In The Queen v Guode [2020] HCA 8 (18 March 2020) the respondent, Ms Guode, deliberately drove into a lake in Wyndham Vale, Victoria, while four of her children were in the car. She was charged with infanticide (charge 1), murder (charges 2 and 3) and attempted murder (charge 4). She pleaded guilty to all counts in the Supreme Court of Victoria. The primary judge imposed a total effective sentence of 26 years and six months’ imprisonment with a non-parole period of 20 years.

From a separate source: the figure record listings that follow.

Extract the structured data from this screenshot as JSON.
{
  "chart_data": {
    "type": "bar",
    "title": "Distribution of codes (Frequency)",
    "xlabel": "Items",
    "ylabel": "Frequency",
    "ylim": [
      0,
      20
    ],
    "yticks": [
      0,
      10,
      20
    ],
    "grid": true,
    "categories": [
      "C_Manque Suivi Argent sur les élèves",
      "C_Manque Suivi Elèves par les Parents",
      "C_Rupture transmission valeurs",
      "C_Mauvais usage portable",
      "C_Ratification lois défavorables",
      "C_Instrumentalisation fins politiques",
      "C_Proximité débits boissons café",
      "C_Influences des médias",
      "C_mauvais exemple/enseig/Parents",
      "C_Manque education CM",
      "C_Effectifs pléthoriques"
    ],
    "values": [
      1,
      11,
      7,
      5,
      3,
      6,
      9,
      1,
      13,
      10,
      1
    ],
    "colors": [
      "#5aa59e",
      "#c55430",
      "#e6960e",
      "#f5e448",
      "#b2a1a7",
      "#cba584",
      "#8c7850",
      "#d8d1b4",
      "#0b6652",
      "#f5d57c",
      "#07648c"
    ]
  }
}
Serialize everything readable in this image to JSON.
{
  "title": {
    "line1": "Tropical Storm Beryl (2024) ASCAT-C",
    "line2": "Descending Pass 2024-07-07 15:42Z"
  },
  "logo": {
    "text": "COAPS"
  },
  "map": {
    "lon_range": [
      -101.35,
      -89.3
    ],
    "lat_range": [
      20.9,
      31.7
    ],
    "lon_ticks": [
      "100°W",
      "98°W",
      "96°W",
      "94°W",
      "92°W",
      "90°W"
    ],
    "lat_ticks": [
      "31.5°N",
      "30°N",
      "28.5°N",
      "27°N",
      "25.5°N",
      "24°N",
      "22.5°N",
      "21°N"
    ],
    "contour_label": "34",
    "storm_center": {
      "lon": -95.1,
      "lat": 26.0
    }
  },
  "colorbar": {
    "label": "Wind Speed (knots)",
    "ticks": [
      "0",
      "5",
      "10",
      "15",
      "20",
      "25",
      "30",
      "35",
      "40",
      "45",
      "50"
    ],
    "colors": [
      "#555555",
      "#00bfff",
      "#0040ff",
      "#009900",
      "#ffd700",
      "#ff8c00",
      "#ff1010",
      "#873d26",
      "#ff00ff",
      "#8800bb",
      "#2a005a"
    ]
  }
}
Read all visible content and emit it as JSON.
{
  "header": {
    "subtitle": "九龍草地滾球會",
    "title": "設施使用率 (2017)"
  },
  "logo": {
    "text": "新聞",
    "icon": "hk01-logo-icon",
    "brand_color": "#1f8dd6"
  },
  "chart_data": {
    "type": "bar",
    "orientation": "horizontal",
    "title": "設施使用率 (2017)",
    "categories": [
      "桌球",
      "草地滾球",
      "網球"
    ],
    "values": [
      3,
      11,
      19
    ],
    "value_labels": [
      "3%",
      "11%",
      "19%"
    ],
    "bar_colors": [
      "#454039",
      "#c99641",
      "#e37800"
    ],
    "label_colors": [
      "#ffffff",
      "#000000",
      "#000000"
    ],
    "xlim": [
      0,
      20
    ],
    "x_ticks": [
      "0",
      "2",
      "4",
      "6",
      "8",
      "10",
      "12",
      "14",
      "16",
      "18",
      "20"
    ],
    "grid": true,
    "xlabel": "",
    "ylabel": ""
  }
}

The respondent applied for leave to appeal against her sentence on the ground that it was manifestly excessive. The Court of Appeal of the Supreme Court of Victoria allowed the appeal and resentenced her, imposing a total effective sentence of 18 years’ imprisonment with a non-parole period of 14 years.

The appellant appealed to the High Court on the sole ground that the Court of Appeal had erred by taking into account as a relevant consideration, in the determination of whether the sentences imposed on the charges of murder and attempted murder were manifestly excessive, that the appellant had accepted the respondent’s plea of guilty to the charge of infanticide.

The High Court confirmed that the appellant’s acceptance of the respondent’s plea to the charge of infanticide was irrelevant to the sentences to be imposed on the other charges. By majority, the High Court found that the Court of Appeal erred in taking that irrelevant consideration into account.

Kiefel CJ, Gageler and Nettle JJ jointly. Gordon and Edelman JJ jointly dissenting. Appeal from the Court of Appeal of the Supreme Court of Victoria allowed.